What version of WinRAR is Vulnerable?
WinRAR Version before 6.23 are vulnerable to CVE-2023-38831. To find out what version of WinRAR you are using, select the “Help” and “About WinRAR” options on your client.
How Can a Hacker Execute Malicious Code?
This vulnerability exposes acritical security weakness that allows for remote attackers to execute arbitrary code on computers where WinRAR is installed. What makes this vulnerability particularly concerning is that it necessitates user interaction to be exploited. Specifically, the user must either visit a malicious website or open a compromised file for the vulnerability to become a threat.
The root cause of this issue lies in the way WinRAR handles recovery volumes. When attempting to repair damaged or incomplete files, WinRAR fails to adequately validate user-supplied data. This oversight opens the door to a dangerous possibility: an attacker can exploit this vulnerability to trigger the execution of a malicious binary within the context of the currently running process.
An exploit of this nature is usually leveraged in the delivery of ransomware within the victim environment.

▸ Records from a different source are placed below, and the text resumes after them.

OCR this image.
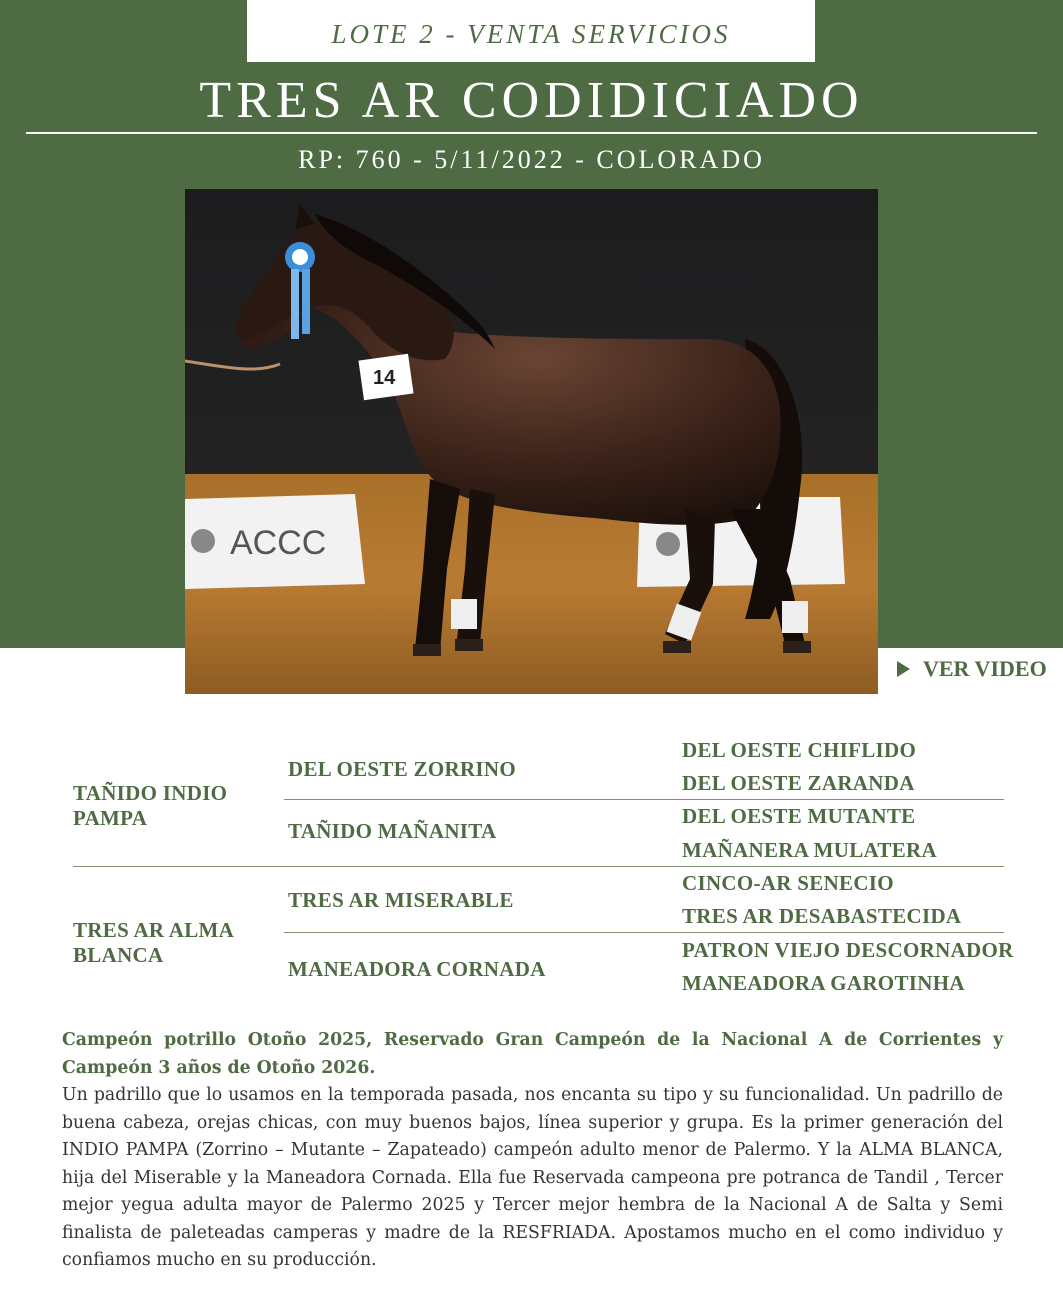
LOTE 2 - VENTA SERVICIOS
TRES AR CODIDICIADO
RP: 760 - 5/11/2022 - COLORADO
ACCC
14
VER VIDEO
TAÑIDO INDIO PAMPA
DEL OESTE ZORRINO
TAÑIDO MAÑANITA
DEL OESTE CHIFLIDO
DEL OESTE ZARANDA
DEL OESTE MUTANTE
MAÑANERA MULATERA
TRES AR ALMA BLANCA
TRES AR MISERABLE
MANEADORA CORNADA
CINCO-AR SENECIO
TRES AR DESABASTECIDA
PATRON VIEJO DESCORNADOR
MANEADORA GAROTINHA

Campeón potrillo Otoño 2025, Reservado Gran Campeón de la Nacional A de Corrientes y Campeón 3 años de Otoño 2026.

Un padrillo que lo usamos en la temporada pasada, nos encanta su tipo y su funcionalidad. Un padrillo de buena cabeza, orejas chicas, con muy buenos bajos, línea superior y grupa. Es la primer generación del INDIO PAMPA (Zorrino – Mutante – Zapateado) campeón adulto menor de Palermo. Y la ALMA BLANCA, hija del Miserable y la Maneadora Cornada. Ella fue Reservada campeona pre potranca de Tandil , Tercer mejor yegua adulta mayor de Palermo 2025 y Tercer mejor hembra de la Nacional A de Salta y Semi finalista de paleteadas camperas y madre de la RESFRIADA. Apostamos mucho en el como individuo y confiamos mucho en su producción.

See How the Exploit Works?
We showcase how a malicious actor can disguise a file as an image to replicate this attack. Once the victim interacts with the zip file, the machine establishes a connection back to a Command and Control (C2) server. Subsequently, the C2 server undertakes the retrieval of the NTLMv2 hash. At this point, we crack the hash that unveils the victim's password, granting us access to the user's account.
- 0:00:03 – Initiating responder to listen for SMB connections to retrieve hashes.
- 0:00:12 – Opening WinRAR on the victim machine
- 0:00:14 – Clicking on what seems to be an image (.png file)
- 0:00:15 – Arbitrary code has been executed, and an authentication request has been sent to the attacker's machine.
- 0:00:20 – The hash has been retrieved on the attacker's side.
- 0:00:40 – HashCat is used to crack the NTLMv2 hash.
- 0:00:46 – NTLMv2 Hash is successfully cracked.
- 00:01:12 - The cracked password allows us to login as the victim.
How ThreatLocker Can Stop it?
ThreatLocker explicitly blocks the execution of arbitrary code as our Zero Trust framework actively denies anything that hasn't been permitted previously, allowing your endpoint to maintain a secure posture against attacks such as these. We take it further by Ringfencing™ PowerShell and CMD from interacting with other applications and the internet by default. Due to this, we can successfully stop the connection to a C2 server if a connection is attempted at any moment.